Hi John Walliker; Re: "So you are saying that chips which can be configured for SDRAM or DDR operation would operate the core at different voltages depending on which was selected. Is that really likely?"
Good question! The answer is not at all obvious. With almost any technology, your comment would be dead on, but DRAM are a bit different from most CMOS chips.
Power consumption in SDRAM chips is dominated by the "asynchronous" wires, not the "synchronous" ones. This can be readily noted by observing that x4, x8, and x16 SDRAMs all have nearly identical internal power consumption figures. Those different width SDRAM chips all have the same asynchronous logic (i.e. the array of capacitors), but the synchronous logic is (nearly) proportional to the width. Since internal power doesn't appreciably change between the x4, x8, and x16, it is clear that synchronous power consumption is negligible (other than I/O drive).

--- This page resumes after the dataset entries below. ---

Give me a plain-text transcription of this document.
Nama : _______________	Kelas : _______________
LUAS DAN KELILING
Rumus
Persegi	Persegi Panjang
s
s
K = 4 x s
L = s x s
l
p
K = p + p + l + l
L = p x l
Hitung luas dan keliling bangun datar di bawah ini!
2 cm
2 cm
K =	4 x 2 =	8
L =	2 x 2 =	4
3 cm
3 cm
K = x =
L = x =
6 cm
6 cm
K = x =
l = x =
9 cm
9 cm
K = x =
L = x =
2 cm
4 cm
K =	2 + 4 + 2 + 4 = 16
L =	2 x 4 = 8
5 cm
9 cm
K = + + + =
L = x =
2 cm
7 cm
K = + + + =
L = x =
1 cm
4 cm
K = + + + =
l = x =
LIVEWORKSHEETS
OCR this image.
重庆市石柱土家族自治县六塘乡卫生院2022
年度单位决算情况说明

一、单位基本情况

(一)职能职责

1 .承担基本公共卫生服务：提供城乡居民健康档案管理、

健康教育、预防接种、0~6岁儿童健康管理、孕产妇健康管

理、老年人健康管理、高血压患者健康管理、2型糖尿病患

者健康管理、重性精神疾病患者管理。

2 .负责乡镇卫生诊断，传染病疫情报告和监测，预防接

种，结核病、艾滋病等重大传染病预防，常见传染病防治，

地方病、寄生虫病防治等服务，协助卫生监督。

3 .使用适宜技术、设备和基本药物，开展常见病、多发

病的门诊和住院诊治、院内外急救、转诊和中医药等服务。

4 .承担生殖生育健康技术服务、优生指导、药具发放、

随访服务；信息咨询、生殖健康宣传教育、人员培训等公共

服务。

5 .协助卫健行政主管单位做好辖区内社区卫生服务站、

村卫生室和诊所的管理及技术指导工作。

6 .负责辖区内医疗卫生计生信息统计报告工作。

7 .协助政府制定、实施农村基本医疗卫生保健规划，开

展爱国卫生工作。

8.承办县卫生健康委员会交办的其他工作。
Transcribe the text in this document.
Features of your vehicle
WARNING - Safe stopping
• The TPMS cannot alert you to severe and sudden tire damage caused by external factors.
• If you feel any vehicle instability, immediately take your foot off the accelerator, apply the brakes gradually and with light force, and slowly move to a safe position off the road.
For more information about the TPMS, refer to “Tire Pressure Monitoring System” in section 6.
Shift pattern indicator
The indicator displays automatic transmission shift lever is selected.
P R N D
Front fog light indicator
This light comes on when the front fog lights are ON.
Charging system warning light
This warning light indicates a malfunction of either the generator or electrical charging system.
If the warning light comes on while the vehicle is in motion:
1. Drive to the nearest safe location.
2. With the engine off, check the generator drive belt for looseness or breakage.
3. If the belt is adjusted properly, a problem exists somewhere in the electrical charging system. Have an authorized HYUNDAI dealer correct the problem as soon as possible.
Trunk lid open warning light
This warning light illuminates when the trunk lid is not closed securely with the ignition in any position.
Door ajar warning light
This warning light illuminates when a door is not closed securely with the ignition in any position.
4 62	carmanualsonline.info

The "asynchronous" lines in an SDRAM would be the row and column address lines, as well as the data cell I/O lines. The thing to remember is that these wires are the ones particularly driven during activate, precharge and refresh cycles. When you perform a read or write access to an SDRAM (without auto precharge) none of the asynchronous lines are driven. Instead, the read or write is made against entirely in the synchronous logic. Basically, the synchronous logic consists of a single row of flip flops, along with logic to allow reads and writes at whatever size the memory is organized for. That is, if it is a x8 SDRAM, the bits in that row of FFs can be read or written 8 at a time. But reading or writing those bits has nothing to do with the array of capacitors that make up the storage.
The bandwidth of the SDRAM is a function of the bandwidth of the synchronous logic, it has nothing whatsoever to do with the bandwidth of the memory array's asynchronous lines. [In fact, the bandwidth of the asynchronous lines is monstrously huge, as entire rows are read or written in just a few clock periods.] Instead, the time required to drive the asynchronous lines determines the asynchronous timing specifications of the SDRAM (or RDRAM, for that matter). An example of an asynchronous timing specification is the time between an "activate" and the first data read.
Note to those mom/pops who are getting just a bit lost, but want more explanation (i.e. NightOwl): In order to use a row of SDRAM, you must first "activate" it. This is a command that causes the data on a row of capacitors to be transferred to the synchronous circuitry. From there, you can read or write little chunks of the row. When you are done reading and writing to the row, you must put the row back where it came from. This is done with a "precharge" command. After the precharge command, you can no longer read or write to that row of memory, though I fail to see why you should be unable to read data from that row, as it is still contained in the synchronous logic. Also note that this difference between asynchronous and synchronous logic is a consequence of SDRAM being "synchronous" DRAMs. Plain old DRAMs had all those asynchronous timing parameters, and a few more restrictions having to do with CAS cycle time. The asynchronous timing parameters end up being converted into clock cycle count restrictions in SDRAM, and are responsible for the difference between CAS-2 and CAS-3 DRAM, for instance. This is why you can get a CAS3 PC133 SDRAM to run at CAS2 at a frequency sufficiently lower than 133MHz: The timing restriction is one that is "asynchronous" to the clock. So slowing down the clock has an effect in some ways similar to increasing the minimum number of clocks.
So when they reduce the Vcc for the asynchronous drivers, you would expect to see the asynchronous time delays increase. This wouldn't show up in the peak bandwidth of the part, but instead in the latency figures, as well as stuff like the minimum delay between a precharge and an activate to the same bank. (SDRAMs have multiple regions, called "banks" that do not share asynchronous wire. These regions, therefore, can do things that would normally be incompatible. For instance, one bank could be doing a precharge, which is a write to the capacitors, while another bank is doing an activate. Note that there are restrictions as to which commands can operate when on SDRAM, and these restrictions can prevent the above combination from appearing to happen, but in actuality, since a precharge or activate is an operation that takes multiple clocks, it is a fact that different banks can be doing such incompatible things at the same time. Also note that the number of banks in RDRAM was increased considerably, and that was a substantial cause of the 15% increase in die size.
Anyway, you could avoid most of the latency penalty if you made the drive strength for the asynchronous line drivers depend on whether the chip was to be used at 2.5 volts or 3.3 volts. Note that making this alteration would not increase the power consumption of DDR, when averaged over a clock cycle, as power consumed in (unterminated) CMOS does not depend on driver strength.
The synchronous logic would run slower at 2.5V than 3.3V, but .2u CMOS is much, much faster than is needed to get to 133/266MHz. The clock period limiation is a consequence of the slow PCB environment, not a limitation of the CMOS speed.
I hope this was a good start. I'm sure there's lots left to clear up / discuss.
-- Carl |